Title: ANSWER-FREE SELF-REFERENTIAL CRITICS: TRAIN-ING SOLVE-THEN-JUDGE VLM JUDGES WITH PREF-ERENCE LABELS BUT WITHOUT GROUND-TRUTH AN-SWERS
PDF: answer-free-self-referential-critic.pdf
Score: 2.8
Verdict: Strong Reject
Confidence: 0.60
Elapsed: 149.4s

Strengths:
1. The paper identifies a real and practical bottleneck: Solve-Then-Judge critic training requires ground-truth answers for the self-prediction reward, but large-scale preference datasets (VLFeedback, MM-RLHF) only provide pairwise preferences. The proposed pseudo-label extraction from preferred responses (Eq. 2-3) is a straightforward and sensible approach to remove this dependency. (Section 3.2)

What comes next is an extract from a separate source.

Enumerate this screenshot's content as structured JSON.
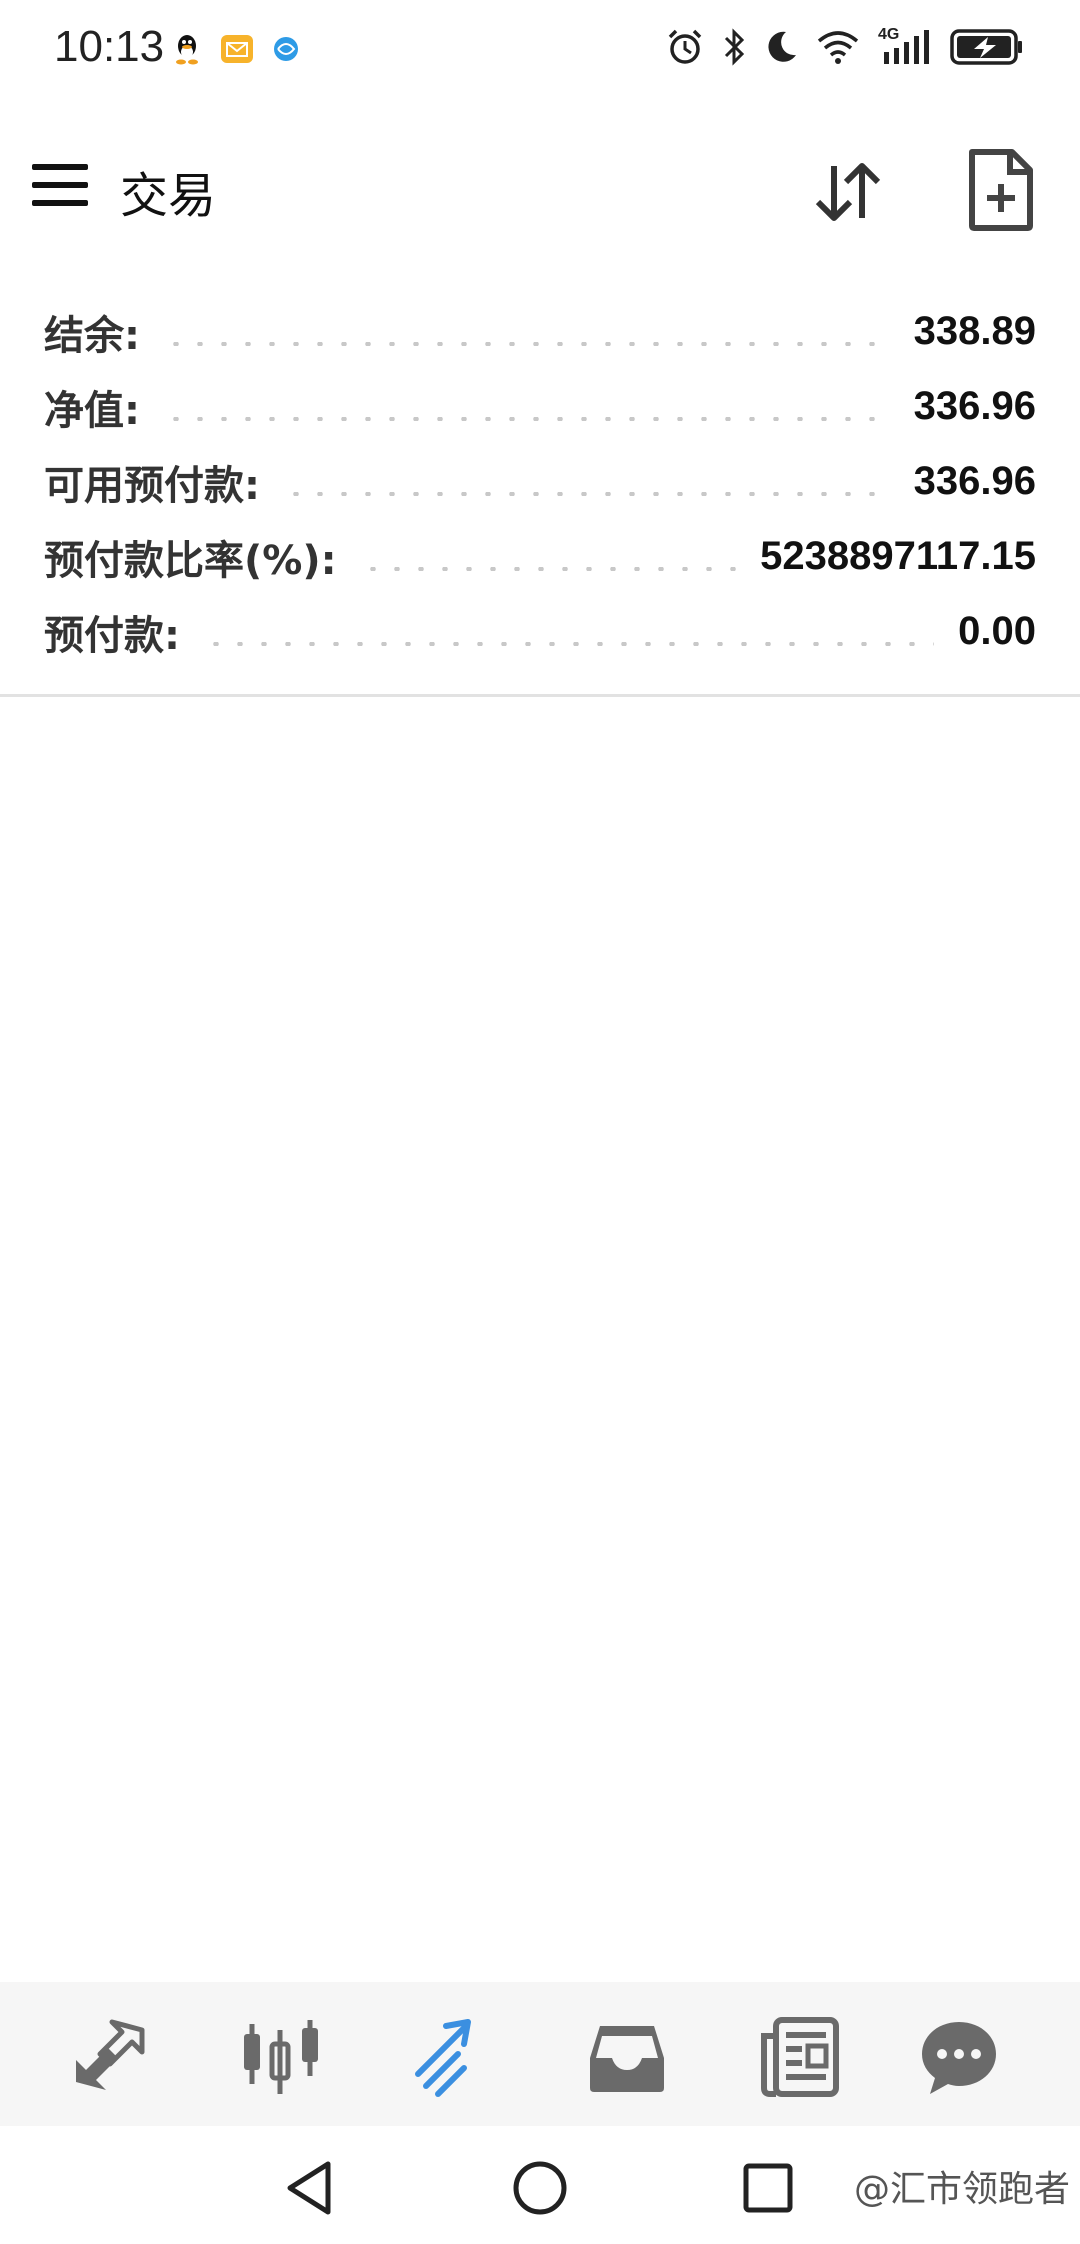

2. The group consistency gating mechanism (Eq. 4-6) is a reasonable design that filters self-prediction rewards based on permutation invariance, directly addressing the known shortcut behavior of VLMs overfitting to option letters. This connects to prior work on self-consistency (Wang et al., 2022) and option-permutation robustness (Huang et al., 2025). (Section 3.3)

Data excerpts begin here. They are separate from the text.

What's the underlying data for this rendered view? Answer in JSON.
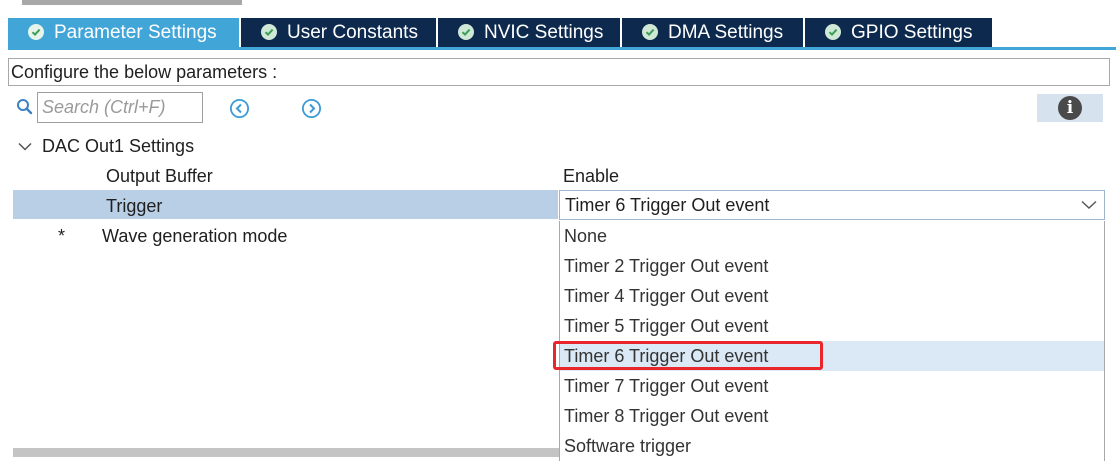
{
  "tabs": [
    {
      "label": "Parameter Settings",
      "active": true
    },
    {
      "label": "User Constants",
      "active": false
    },
    {
      "label": "NVIC Settings",
      "active": false
    },
    {
      "label": "DMA Settings",
      "active": false
    },
    {
      "label": "GPIO Settings",
      "active": false
    }
  ],
  "config_label": "Configure the below parameters :",
  "search": {
    "placeholder": "Search (Ctrl+F)"
  },
  "group": {
    "label": "DAC Out1 Settings"
  },
  "params": {
    "output_buffer": {
      "label": "Output Buffer",
      "value": "Enable"
    },
    "trigger": {
      "label": "Trigger",
      "value": "Timer 6 Trigger Out event"
    },
    "wave": {
      "marker": "*",
      "label": "Wave generation mode"
    }
  },
  "dropdown": {
    "options": [
      "None",
      "Timer 2 Trigger Out event",
      "Timer 4 Trigger Out event",
      "Timer 5 Trigger Out event",
      "Timer 6 Trigger Out event",
      "Timer 7 Trigger Out event",
      "Timer 8 Trigger Out event",
      "Software trigger"
    ],
    "selected_index": 4
  },
  "colors": {
    "tab_active": "#42a5d8",
    "tab_inactive": "#0d2a4e",
    "row_selected": "#b8cfe5",
    "option_selected": "#dbe8f5",
    "annotation": "#e8262b"
  },
  "icons": {
    "tab": "check-circle-icon",
    "search": "search-icon",
    "prev": "chevron-left-circle-icon",
    "next": "chevron-right-circle-icon",
    "info": "info-icon",
    "expand": "chevron-down-icon",
    "dropdown": "chevron-down-icon"
  }
}
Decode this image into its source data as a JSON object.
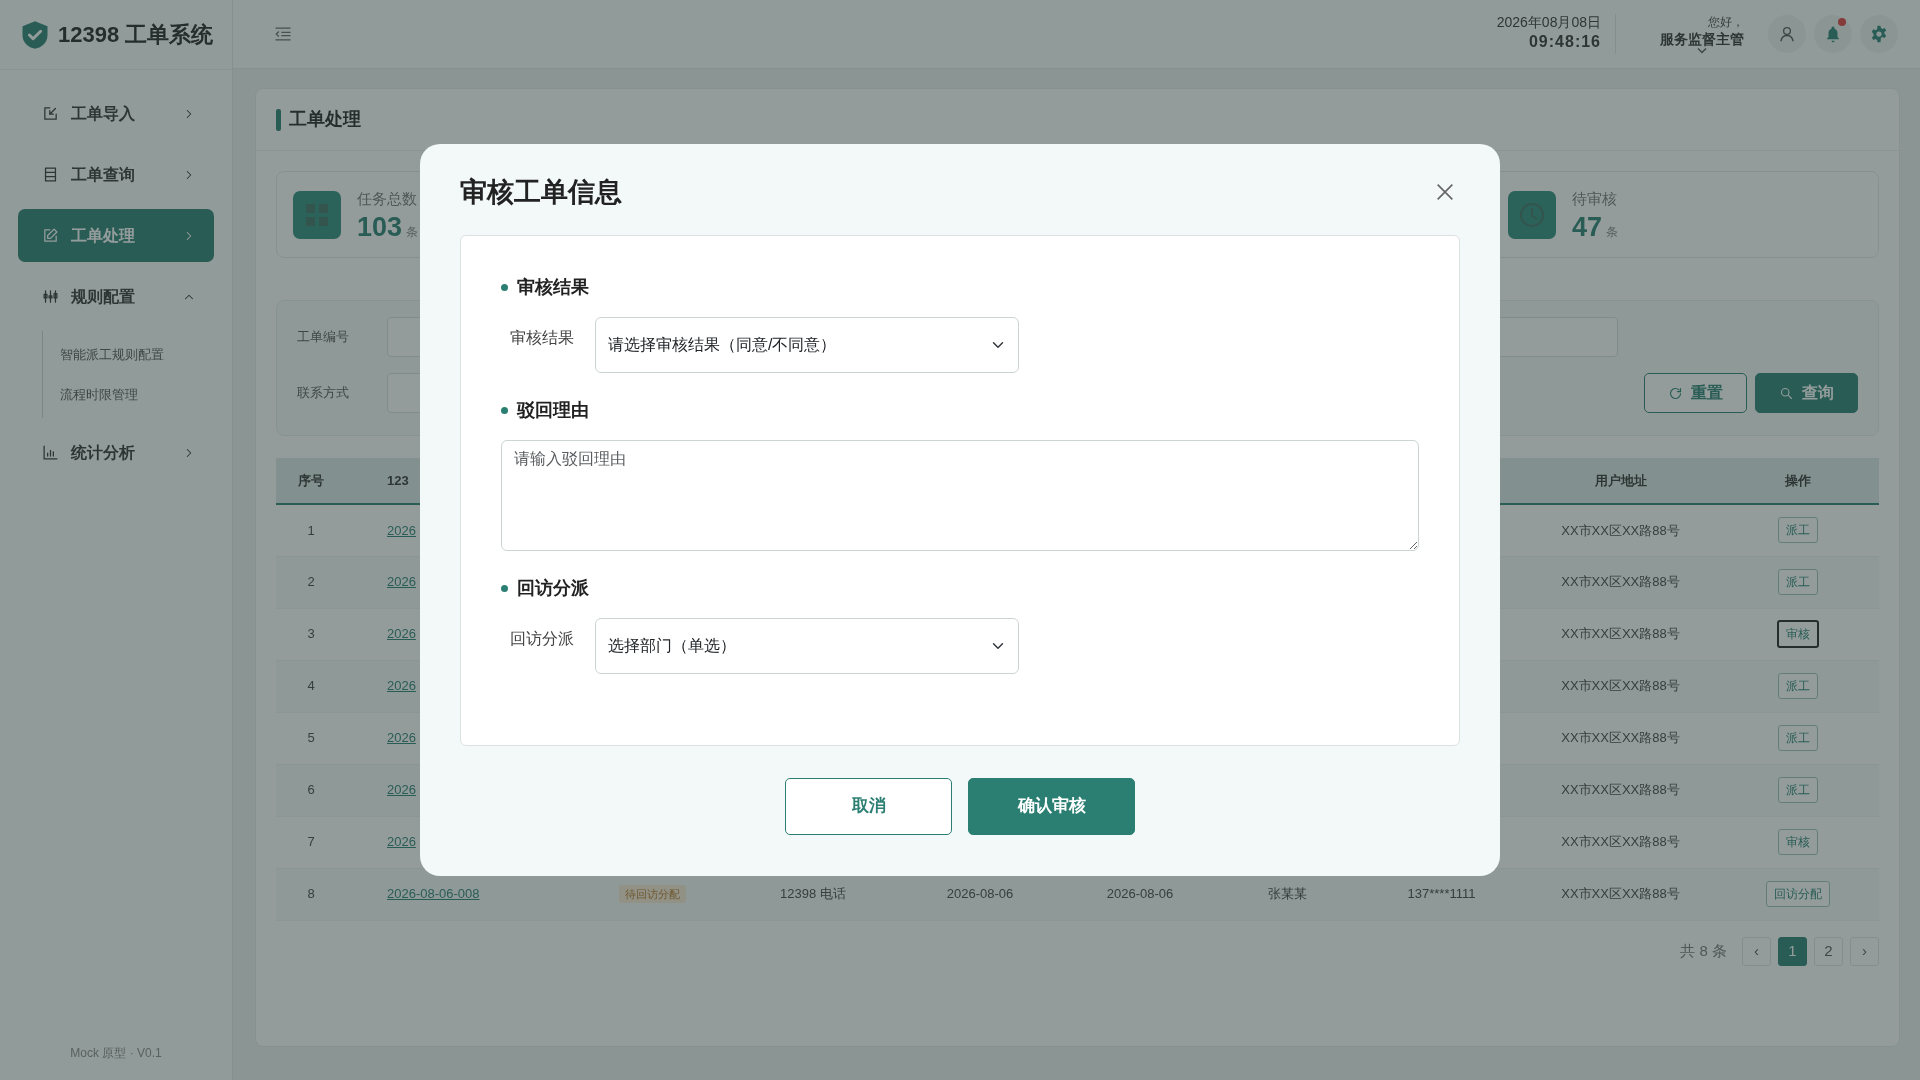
{
  "sidebar": {
    "title": "12398 工单系统",
    "items": [
      {
        "label": "工单导入",
        "selected": false,
        "expanded": false
      },
      {
        "label": "工单查询",
        "selected": false,
        "expanded": false
      },
      {
        "label": "工单处理",
        "selected": true,
        "expanded": false
      },
      {
        "label": "规则配置",
        "selected": false,
        "expanded": true,
        "children": [
          {
            "label": "智能派工规则配置"
          },
          {
            "label": "流程时限管理"
          }
        ]
      },
      {
        "label": "统计分析",
        "selected": false,
        "expanded": false
      }
    ],
    "footer": "Mock 原型 · V0.1"
  },
  "topbar": {
    "date": "2026年08月08日",
    "time": "09:48:16",
    "greeting": "您好，",
    "user": "服务监督主管",
    "unread": true
  },
  "page": {
    "title": "工单处理"
  },
  "stats": [
    {
      "label": "任务总数",
      "value": "103",
      "unit": "条"
    },
    {
      "label": "待审核",
      "value": "47",
      "unit": "条"
    }
  ],
  "filters": {
    "fields": [
      {
        "kind": "labeled",
        "label": "工单编号"
      },
      {
        "kind": "labeled",
        "label": "联系方式"
      },
      {
        "kind": "bare"
      }
    ],
    "buttons": [
      {
        "label": "重置",
        "kind": "reset"
      },
      {
        "label": "查询",
        "kind": "search"
      }
    ]
  },
  "table": {
    "columns": {
      "column_1": "序号",
      "column_2": "123",
      "column_9": "用户地址",
      "column_10": "操作"
    },
    "rows": [
      {
        "column_1": "1",
        "column_2": "2026",
        "column_9": "XX市XX区XX路88号",
        "column_10": {
          "label": "派工",
          "focused": false
        }
      },
      {
        "column_1": "2",
        "column_2": "2026",
        "column_9": "XX市XX区XX路88号",
        "column_10": {
          "label": "派工",
          "focused": false
        }
      },
      {
        "column_1": "3",
        "column_2": "2026",
        "column_9": "XX市XX区XX路88号",
        "column_10": {
          "label": "审核",
          "focused": true
        }
      },
      {
        "column_1": "4",
        "column_2": "2026",
        "column_9": "XX市XX区XX路88号",
        "column_10": {
          "label": "派工",
          "focused": false
        }
      },
      {
        "column_1": "5",
        "column_2": "2026",
        "column_9": "XX市XX区XX路88号",
        "column_10": {
          "label": "派工",
          "focused": false
        }
      },
      {
        "column_1": "6",
        "column_2": "2026",
        "column_9": "XX市XX区XX路88号",
        "column_10": {
          "label": "派工",
          "focused": false
        }
      },
      {
        "column_1": "7",
        "column_2": "2026",
        "column_9": "XX市XX区XX路88号",
        "column_10": {
          "label": "审核",
          "focused": false
        }
      },
      {
        "column_1": "8",
        "column_2": "2026-08-06-008",
        "column_3": "待回访分配",
        "column_4": "12398 电话",
        "column_5": "2026-08-06",
        "column_6": "2026-08-06",
        "column_7": "张某某",
        "column_8": "137****1111",
        "column_9": "XX市XX区XX路88号",
        "column_10": {
          "label": "回访分配",
          "focused": false
        }
      }
    ]
  },
  "pagination": {
    "total": "共 8 条",
    "prev": "‹",
    "next": "›",
    "pages": [
      {
        "label": "1",
        "selected": true
      },
      {
        "label": "2",
        "selected": false
      }
    ]
  },
  "dialog": {
    "title": "审核工单信息",
    "sections": [
      {
        "heading": "审核结果",
        "kind": "select",
        "label": "审核结果",
        "value": "请选择审核结果（同意/不同意）"
      },
      {
        "heading": "驳回理由",
        "kind": "textarea",
        "placeholder": "请输入驳回理由"
      },
      {
        "heading": "回访分派",
        "kind": "select",
        "label": "回访分派",
        "value": "选择部门（单选）"
      }
    ],
    "buttons": [
      {
        "label": "取消",
        "kind": "secondary"
      },
      {
        "label": "确认审核",
        "kind": "primary"
      }
    ]
  }
}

3. The two-pass rollout architecture (Section 3.4) that separates the solve pass from the judge pass is a clean design choice that prevents information leakage from candidate responses into the self-prediction, which is important for the integrity of the self-referential training signal.

Weaknesses:
1. Critical experimental confound: The pseudo-labels achieve 100% accuracy by construction because the dataset is created such that 'the response containing the correct answer is labeled as preferred' (Section 4.1). This means the pseudo-labels ARE the ground-truth answers in disguise, so AF-SRC is not truly 'answer-free' in any meaningful sense—it just relabels ground-truth as 'pseudo-labels.' The 150% recovery ratio claim is therefore misleading: the method is not recovering from missing answers, it is using the same answers via a different variable name plus a gating mechanism. (Section 4.5, explicitly acknowledged: 'pseudo-labels derived from preferred responses achieve 100% accuracy by construction')

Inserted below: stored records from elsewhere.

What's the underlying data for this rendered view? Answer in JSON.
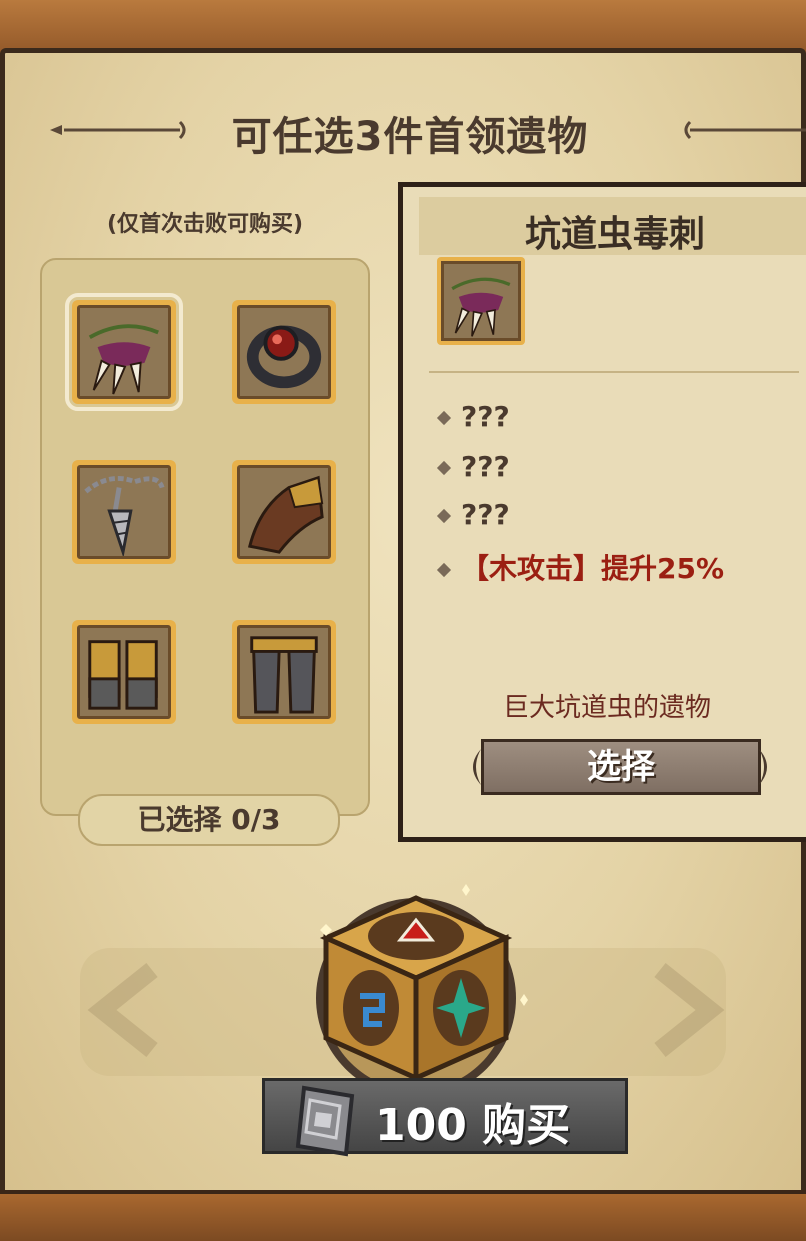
{
  "header": {
    "title": "可任选3件首领遗物"
  },
  "left_panel": {
    "subtitle": "(仅首次击败可购买)",
    "relics": [
      {
        "icon": "claw-necklace-icon",
        "selected": true
      },
      {
        "icon": "red-gem-ring-icon",
        "selected": false
      },
      {
        "icon": "chain-drill-amulet-icon",
        "selected": false
      },
      {
        "icon": "leather-gauntlet-icon",
        "selected": false
      },
      {
        "icon": "boots-icon",
        "selected": false
      },
      {
        "icon": "pants-icon",
        "selected": false
      }
    ],
    "selected_counter": "已选择 0/3"
  },
  "detail": {
    "name": "坑道虫毒刺",
    "icon": "claw-necklace-icon",
    "effects": [
      "???",
      "???",
      "???",
      "【木攻击】提升25%"
    ],
    "flavor": "巨大坑道虫的遗物",
    "select_label": "选择"
  },
  "purchase": {
    "price": "100",
    "label": "购买",
    "full_label": "100 购买",
    "chest_icon": "treasure-chest-icon",
    "coin_icon": "card-currency-icon"
  },
  "colors": {
    "parchment": "#e4d3a6",
    "frame": "#e8b14a",
    "text_dark": "#4a3a2e",
    "effect_red": "#9b1f12"
  }
}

2. Extremely limited experimental scope: only 451 training pairs and 113 test pairs from a single benchmark (Cosmos-Reason1-Benchmark) on a single model (Qwen2.5-VL-7B) in a single domain (physical reasoning). No statistical significance tests (e.g., bootstrap confidence intervals, paired t-tests) are reported. The absolute numbers are very small (e.g., debiased accuracy differences of 2-5 percentage points on ~113 test items could easily be due to random variation). (Table 1, Section 4.1)
3. The debiased preference accuracy numbers are extremely low across all conditions (5.31% to 13.27%), meaning the models are barely above chance on the debiased metric. An agreement rate of 22-33% (Table 1) means the model disagrees with itself on most swapped-order evaluations, suggesting fundamental reliability issues. The paper frames these very poor absolute numbers as a success story, which is a packaging concern—the absolute performance is near-random on the primary metric. (Table 1, Section 4.2)
4. The paper claims AF-SRC 'exceeds oracle performance' but the 'why' analysis (Section 4.5) is purely hypothetical ('We hypothesize that group consistency gating acts as a curriculum'). No controlled ablation isolates the gating mechanism from the pseudo-label effect. Since pseudo-labels = ground-truth in this setup, the improvement over oracle could simply be due to the binary gating acting as a regularizer that happens to help—this is not the novel insight the paper claims. The ablation is missing: what happens with pseudo-labels but WITHOUT group consistency gating?
5. The method is narrowly applicable to MCQ settings where answers can be extracted from preferred responses (Section 3.2: 'For multiple-choice questions, this extraction identifies the selected option'). The paper acknowledges this limitation but still frames the contribution broadly as 'enabling scalable critic training on preference-only datasets' (Abstract), when it only works for MCQ preference datasets where the correct answer is always in the preferred response.

Must Fix Items:
1. Add an ablation condition with pseudo-labels but WITHOUT group consistency gating to isolate the contribution of each component. Without this, the 150% recovery claim cannot be attributed to the gating mechanism.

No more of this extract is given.